1. Prohibitions for the unacceptable risk category products will start in *six months. This aggressive timeline is to mitigate the most severe risks asap.
2. Governance rules and rules for general-purpose AI models will start in *twelve months. This 12-month timeline reflects the urgency of regulating rapidly advancing general-purpose AI while allowing developers time to comply.
3. Rules for AI systems in regulated products will start in *thirty-six months. Products like medical devices, vehicles, or machinery will need to comply with additional sector-specific standards under the Act. This extended timeline accommodates the complexity of aligning AI-specific rules with existing EU regulatory frameworks in these industries.

*This six, twelve, and thirty-six-month timelines for the EU AI Act’s phased implementation are counted from when the Act officially entered into effect, which is August 2024

The EU AI Act also establishes penalties and fines for non-compliance. Companies found in violation of the Act may face fines of up to 6% of their global annual revenue or €30 million (whichever is higher) for the most serious violations, such as using banned AI systems.

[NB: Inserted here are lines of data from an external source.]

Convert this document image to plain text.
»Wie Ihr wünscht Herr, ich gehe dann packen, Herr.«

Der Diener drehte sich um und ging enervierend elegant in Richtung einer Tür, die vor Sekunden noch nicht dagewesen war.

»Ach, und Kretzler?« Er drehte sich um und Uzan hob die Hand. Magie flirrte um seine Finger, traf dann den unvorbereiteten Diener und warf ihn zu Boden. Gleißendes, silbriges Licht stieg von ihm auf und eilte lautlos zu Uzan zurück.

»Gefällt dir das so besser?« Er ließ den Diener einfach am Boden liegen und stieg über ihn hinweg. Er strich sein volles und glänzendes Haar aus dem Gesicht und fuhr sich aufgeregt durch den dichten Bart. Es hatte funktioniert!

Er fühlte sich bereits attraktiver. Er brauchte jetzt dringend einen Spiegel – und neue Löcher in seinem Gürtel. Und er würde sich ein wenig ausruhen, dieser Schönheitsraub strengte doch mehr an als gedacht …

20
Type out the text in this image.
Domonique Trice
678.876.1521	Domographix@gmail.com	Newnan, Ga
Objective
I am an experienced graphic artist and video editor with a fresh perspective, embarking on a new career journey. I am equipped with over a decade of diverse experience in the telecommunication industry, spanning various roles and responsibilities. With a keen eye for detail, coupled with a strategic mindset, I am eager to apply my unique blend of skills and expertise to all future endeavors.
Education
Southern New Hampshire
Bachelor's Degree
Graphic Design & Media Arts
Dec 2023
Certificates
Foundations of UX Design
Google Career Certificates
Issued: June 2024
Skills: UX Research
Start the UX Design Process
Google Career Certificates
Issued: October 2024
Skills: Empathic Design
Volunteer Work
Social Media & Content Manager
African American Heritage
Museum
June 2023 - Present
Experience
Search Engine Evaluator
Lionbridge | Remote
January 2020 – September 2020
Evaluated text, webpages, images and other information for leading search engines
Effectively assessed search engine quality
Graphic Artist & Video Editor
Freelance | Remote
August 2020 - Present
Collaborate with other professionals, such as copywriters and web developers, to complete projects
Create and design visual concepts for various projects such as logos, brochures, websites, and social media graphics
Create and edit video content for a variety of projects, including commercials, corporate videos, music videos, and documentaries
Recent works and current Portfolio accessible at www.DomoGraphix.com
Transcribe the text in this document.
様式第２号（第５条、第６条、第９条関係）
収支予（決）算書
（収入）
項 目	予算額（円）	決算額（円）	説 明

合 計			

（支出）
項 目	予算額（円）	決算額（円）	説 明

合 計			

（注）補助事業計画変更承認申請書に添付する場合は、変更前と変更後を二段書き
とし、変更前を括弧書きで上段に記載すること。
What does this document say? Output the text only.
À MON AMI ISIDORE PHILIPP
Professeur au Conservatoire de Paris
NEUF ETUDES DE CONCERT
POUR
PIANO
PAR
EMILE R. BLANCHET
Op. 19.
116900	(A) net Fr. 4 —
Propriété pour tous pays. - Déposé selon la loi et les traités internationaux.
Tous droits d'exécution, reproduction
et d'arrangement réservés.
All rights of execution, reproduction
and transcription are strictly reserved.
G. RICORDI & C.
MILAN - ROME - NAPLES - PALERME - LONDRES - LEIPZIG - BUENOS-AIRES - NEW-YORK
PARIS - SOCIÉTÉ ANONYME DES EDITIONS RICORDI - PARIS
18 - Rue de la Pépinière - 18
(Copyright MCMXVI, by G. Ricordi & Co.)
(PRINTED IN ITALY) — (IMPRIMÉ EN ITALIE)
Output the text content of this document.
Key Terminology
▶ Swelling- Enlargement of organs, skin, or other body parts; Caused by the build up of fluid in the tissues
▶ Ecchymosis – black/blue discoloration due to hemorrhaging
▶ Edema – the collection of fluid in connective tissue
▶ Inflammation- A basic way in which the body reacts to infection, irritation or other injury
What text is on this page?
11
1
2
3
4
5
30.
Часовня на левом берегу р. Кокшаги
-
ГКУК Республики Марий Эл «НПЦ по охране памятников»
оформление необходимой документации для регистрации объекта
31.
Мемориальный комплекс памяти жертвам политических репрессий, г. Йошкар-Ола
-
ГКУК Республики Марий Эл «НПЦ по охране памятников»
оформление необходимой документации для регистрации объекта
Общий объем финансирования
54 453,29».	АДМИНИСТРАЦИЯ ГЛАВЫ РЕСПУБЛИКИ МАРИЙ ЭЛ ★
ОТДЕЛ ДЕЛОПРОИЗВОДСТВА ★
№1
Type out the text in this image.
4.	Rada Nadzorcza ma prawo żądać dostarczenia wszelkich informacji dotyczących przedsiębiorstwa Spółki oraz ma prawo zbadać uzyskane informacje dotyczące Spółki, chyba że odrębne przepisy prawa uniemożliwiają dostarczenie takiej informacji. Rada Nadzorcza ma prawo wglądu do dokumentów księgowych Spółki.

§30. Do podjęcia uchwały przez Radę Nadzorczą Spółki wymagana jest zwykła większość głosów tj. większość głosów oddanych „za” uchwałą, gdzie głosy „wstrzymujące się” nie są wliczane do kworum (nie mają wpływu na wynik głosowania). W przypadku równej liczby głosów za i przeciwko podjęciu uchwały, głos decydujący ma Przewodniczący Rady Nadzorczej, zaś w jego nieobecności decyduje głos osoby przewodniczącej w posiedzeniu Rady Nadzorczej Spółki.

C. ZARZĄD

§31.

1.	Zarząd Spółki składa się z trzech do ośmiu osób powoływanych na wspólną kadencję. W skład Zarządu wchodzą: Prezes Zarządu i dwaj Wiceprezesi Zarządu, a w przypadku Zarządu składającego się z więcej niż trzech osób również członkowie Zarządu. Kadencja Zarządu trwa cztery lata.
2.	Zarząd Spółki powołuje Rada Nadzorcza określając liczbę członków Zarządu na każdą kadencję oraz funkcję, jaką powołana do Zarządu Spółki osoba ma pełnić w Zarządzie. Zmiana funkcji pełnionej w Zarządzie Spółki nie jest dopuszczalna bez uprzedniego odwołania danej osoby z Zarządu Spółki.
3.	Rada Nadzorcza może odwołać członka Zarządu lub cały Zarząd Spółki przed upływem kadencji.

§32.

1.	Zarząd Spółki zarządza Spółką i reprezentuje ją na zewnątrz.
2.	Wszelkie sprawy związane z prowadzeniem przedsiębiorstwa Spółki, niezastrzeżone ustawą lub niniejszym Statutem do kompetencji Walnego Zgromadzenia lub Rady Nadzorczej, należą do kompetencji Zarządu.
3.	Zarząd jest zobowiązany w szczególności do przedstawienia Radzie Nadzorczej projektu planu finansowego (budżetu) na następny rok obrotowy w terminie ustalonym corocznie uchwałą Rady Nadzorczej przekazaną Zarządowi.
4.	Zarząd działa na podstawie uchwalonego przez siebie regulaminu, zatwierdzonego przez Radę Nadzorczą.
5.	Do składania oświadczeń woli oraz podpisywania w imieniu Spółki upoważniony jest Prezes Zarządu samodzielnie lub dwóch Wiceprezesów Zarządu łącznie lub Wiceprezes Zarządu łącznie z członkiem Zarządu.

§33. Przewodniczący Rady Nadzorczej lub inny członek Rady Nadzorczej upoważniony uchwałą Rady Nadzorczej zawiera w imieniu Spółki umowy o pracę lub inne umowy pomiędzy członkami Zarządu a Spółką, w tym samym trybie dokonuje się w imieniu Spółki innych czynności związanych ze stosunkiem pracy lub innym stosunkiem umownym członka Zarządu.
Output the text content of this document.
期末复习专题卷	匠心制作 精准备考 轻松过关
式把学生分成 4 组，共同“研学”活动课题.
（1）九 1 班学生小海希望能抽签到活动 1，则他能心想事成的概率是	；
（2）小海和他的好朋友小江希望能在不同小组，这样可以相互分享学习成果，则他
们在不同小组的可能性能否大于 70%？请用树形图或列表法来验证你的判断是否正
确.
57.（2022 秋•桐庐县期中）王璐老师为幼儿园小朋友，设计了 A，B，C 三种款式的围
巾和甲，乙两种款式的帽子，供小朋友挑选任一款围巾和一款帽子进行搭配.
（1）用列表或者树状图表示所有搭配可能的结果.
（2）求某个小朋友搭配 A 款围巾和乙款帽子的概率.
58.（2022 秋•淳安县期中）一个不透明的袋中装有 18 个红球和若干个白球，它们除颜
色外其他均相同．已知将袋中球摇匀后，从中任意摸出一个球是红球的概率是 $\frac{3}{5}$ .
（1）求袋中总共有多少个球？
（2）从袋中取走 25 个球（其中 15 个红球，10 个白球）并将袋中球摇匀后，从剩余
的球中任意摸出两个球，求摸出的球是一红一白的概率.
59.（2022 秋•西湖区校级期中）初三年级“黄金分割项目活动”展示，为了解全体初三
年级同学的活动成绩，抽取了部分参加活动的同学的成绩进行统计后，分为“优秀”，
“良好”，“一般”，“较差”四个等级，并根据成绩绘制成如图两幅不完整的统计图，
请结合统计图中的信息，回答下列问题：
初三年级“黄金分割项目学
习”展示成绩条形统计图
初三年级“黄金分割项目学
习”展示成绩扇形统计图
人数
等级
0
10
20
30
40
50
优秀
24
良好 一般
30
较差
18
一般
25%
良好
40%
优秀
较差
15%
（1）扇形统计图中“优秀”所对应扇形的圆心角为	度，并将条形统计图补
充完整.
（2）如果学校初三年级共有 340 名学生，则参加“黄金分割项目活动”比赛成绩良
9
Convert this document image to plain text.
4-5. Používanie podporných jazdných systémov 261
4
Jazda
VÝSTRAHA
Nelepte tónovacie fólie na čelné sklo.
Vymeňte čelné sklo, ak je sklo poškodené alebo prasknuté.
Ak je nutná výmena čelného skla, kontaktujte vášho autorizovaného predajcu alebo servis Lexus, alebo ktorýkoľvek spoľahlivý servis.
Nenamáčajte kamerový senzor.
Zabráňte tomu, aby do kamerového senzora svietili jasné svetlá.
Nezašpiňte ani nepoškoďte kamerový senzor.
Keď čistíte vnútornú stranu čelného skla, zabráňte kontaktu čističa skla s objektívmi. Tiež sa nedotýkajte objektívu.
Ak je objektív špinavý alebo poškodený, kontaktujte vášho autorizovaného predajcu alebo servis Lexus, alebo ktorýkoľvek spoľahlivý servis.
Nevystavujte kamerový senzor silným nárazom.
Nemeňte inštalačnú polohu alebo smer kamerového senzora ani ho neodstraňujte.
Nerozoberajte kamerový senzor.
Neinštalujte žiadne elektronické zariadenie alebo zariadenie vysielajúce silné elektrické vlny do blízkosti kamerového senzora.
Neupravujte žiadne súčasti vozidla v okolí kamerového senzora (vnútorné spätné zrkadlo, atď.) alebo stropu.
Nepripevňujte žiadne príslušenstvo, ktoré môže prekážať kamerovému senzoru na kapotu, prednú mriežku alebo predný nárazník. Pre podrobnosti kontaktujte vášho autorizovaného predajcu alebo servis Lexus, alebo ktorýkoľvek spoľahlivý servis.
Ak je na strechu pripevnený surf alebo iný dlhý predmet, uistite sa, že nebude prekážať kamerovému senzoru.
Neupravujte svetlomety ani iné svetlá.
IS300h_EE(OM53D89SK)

Less severe violations, like failing to meet high-risk system requirements, carry lower penalties. These fines reflect the EU’s commitment to enforceable AI governance and underscore the importance of ethical compliance.

Criticisms and Challenges

While the EU AI Act is widely considered a major step forward in AI regulation, it has faced some criticism. Some experts argue that the Act’s definitions and categories, such as “high-risk,” are too broad. This could unintentionally stifle innovation in certain sectors. Others are concerned about the costs of compliance for small businesses and startups which may lack the resources to meet these rigorous standards.

There are also debates about how certain provisions would work in real world scenarios. For example, restrictions on biometric surveillance may impact law enforcement and public safety. Balancing these competing interests will likely require further adjustments and clarifications as the EU AI Act is implemented and tested in real-world scenarios.

Implications for AI Development and the Global Market

The EU AI Act is likely to have far-reaching effects on AI development globally. Companies entering or operating in the EU must meet its requirements, making compliance essential. Given the EU’s market size and significance, many non-European companies may adopt EU standards, which will broaden the Act’s global reach. 

Additionally, the Act could inspire other countries to implement similar frameworks. Nations like Canada and Brazil are already considering such regulations, and the EU AI Act could serve as a model for these efforts.

It will be essential to monitor how the Act is implemented, enforced, and potentially adapted to address emerging technologies and concerns.